The Real Reason Venom Soared While Morbius, Madame Web, and Kraven the Hunter Flopped
Sony bet on a Spider-Man-free universe — and paid the price. Venom broke out, but Morbius, Madame Web, and Kraven the Hunter face-planted; we unpack what worked, what didn’t, and why the plan fell apart.
Sony tried to spin up a Marvel-style universe out of Spider-Man villains without, you know, Spider-Man. That went about as well as you remember: Morbius, Madame Web, and Kraven the Hunter faceplanted with critics and at the box office. In the middle of that chaos, one thing actually worked: Venom. Critics rolled their eyes, audiences bought tickets, and the trilogy quietly hauled in $1.8 billion worldwide. So why did Venom connect when the others crashed?

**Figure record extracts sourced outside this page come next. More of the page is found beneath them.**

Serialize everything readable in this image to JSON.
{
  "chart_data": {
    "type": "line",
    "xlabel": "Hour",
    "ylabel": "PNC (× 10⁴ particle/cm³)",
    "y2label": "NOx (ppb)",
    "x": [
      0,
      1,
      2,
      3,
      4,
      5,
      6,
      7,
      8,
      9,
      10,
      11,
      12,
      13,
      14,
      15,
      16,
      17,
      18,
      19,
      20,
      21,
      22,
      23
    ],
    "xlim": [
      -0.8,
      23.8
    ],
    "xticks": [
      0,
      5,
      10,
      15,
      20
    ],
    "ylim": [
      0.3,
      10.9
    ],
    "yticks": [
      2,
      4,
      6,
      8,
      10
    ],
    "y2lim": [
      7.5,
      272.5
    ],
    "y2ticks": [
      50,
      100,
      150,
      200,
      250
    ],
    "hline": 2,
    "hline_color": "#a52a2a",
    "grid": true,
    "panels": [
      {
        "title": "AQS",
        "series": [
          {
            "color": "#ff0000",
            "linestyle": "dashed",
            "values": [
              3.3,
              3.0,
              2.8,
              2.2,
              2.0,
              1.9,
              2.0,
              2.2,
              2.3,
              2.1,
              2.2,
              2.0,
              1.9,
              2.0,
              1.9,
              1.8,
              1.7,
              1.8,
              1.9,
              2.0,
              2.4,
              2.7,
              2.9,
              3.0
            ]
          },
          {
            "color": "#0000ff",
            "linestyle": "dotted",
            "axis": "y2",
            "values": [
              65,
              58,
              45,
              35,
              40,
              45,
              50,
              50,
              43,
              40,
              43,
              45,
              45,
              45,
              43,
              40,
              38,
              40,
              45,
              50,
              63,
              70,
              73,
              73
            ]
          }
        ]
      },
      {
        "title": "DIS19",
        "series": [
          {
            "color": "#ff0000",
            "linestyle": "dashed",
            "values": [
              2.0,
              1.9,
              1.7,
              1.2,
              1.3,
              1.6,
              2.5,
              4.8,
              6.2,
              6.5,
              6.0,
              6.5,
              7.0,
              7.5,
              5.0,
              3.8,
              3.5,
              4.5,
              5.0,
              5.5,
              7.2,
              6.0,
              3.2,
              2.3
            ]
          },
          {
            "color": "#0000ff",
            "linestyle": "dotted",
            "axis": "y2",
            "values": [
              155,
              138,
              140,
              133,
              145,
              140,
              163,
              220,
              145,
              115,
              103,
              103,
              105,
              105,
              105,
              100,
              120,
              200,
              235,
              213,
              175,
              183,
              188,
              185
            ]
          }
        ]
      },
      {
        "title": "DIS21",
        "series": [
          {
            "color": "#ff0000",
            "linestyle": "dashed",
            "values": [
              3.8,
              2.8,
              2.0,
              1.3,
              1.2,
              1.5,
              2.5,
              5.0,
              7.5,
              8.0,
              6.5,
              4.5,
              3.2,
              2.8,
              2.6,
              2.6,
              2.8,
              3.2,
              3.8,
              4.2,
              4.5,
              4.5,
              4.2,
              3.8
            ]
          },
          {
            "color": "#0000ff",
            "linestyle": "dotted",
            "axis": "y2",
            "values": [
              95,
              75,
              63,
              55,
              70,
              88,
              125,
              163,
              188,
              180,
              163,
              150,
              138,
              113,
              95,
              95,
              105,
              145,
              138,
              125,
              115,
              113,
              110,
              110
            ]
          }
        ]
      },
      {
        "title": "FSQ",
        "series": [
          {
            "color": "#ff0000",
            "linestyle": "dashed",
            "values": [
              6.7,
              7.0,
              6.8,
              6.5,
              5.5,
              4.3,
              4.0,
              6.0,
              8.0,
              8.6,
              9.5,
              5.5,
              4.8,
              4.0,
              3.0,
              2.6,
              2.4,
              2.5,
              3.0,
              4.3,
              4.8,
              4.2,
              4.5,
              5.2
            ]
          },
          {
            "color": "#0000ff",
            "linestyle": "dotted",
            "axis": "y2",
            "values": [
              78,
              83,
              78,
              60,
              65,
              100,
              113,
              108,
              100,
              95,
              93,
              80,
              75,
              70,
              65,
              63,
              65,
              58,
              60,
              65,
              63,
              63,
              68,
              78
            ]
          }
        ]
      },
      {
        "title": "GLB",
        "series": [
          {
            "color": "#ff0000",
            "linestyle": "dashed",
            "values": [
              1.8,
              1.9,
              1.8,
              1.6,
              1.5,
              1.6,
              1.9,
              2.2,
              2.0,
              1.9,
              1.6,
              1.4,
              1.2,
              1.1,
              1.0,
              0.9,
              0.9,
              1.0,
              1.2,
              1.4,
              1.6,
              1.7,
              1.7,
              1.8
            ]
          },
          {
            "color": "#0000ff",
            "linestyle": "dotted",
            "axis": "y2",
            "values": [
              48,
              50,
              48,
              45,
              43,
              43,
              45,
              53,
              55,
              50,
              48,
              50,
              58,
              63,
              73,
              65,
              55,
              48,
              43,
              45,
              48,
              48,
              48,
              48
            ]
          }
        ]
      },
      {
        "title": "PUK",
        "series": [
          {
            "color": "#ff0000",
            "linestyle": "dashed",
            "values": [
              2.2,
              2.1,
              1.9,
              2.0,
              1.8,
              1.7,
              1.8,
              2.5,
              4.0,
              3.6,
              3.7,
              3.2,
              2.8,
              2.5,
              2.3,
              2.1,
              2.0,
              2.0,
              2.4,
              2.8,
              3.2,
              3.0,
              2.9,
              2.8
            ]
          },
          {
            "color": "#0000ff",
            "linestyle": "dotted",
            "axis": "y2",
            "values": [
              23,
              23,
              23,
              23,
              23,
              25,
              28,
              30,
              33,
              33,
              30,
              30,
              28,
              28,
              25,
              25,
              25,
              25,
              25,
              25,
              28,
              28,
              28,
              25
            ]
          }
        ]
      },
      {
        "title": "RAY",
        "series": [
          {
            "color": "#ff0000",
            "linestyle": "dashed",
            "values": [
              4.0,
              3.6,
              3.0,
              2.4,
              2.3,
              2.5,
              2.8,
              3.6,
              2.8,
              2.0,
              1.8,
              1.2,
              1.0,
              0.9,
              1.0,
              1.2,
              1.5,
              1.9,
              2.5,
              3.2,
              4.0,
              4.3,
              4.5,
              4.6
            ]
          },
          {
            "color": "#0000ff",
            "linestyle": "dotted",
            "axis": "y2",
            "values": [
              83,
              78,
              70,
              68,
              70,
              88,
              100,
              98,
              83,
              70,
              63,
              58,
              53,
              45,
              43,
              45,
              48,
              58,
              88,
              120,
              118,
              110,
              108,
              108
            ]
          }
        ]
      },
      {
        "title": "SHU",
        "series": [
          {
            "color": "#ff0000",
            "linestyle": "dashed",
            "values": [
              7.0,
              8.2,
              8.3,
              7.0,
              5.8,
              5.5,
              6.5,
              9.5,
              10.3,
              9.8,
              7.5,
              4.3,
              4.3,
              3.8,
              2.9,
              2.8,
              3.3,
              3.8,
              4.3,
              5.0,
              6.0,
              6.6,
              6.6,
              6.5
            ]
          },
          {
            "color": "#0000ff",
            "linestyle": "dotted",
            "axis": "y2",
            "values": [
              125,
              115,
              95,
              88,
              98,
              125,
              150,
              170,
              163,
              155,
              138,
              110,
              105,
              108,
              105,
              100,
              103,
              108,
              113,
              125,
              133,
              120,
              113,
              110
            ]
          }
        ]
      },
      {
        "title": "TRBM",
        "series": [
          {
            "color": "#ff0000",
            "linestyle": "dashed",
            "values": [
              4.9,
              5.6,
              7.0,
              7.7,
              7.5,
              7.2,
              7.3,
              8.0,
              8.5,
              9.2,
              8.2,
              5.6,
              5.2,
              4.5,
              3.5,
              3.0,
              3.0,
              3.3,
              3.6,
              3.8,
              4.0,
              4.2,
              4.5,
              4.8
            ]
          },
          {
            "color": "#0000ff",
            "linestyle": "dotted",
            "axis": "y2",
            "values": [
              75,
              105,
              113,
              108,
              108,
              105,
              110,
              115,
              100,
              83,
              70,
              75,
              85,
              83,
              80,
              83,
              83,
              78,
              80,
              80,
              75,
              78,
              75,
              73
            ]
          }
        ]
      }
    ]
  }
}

The Playlist put that question to Ruben Fleischer, who directed the first Venom. He was careful not to Monday-morning-quarterback the other movies — he says he has not seen all of them — but he did lay out why Venom clicked for him: it is funny, it does not take itself too seriously, and it leans into the absurdity of a journalist sharing headspace with a hungry alien.
'People love Venom because he is funny. It does not take itself too seriously. It is kind of a ridiculous premise that you have an alien living inside you and sharing space with you.'
Fleischer said he leaned into a specific tonal lane that is not the usual superhero playbook. His touchstones were 'All of Me' (yes, the Steve Martin/Lily Tomlin body-sharing comedy) and 'An American Werewolf in London.' Both are genre pieces with a mischievous sense of humor baked in. That mix let Venom look and feel darker than most capes-and-cowls stuff while still being genuinely funny — and Tom Hardy ran with it. According to Fleischer, Hardy nailed the odd-couple chaos, and the combined charisma of Hardy and the character itself did a lot of the heavy lifting with audiences.
There was another, very real hurdle: Sony could not use Spider-Man. That forced Fleischer and the team to build a Venom who was not defined by Peter Parker. As he remembers it, that was the point from the start — keep Venom distinct, maybe leave the door open to cross paths one day, but do not hang the whole thing on a hero they did not have.
- Why Venom worked, per Fleischer: a knowingly ridiculous premise played for dark comedy; tonal inspiration from 'All of Me' and 'An American Werewolf in London'; a character who looks mean but cracks jokes; Tom Hardy’s full-send performance; and a story that stands on its own without Spider-Man, even while acknowledging a crossover could happen down the line.
Compare that to Sony’s other Spider-villain swings — characters with less built-in mainstream love, movies that treated bonkers concepts with a straight face, and none of Hardy’s go-for-broke energy — and it is not shocking why audiences chose one over the others. Venom did not chase prestige; it embraced the weird and gave people a good time. The others? The results speak for themselves.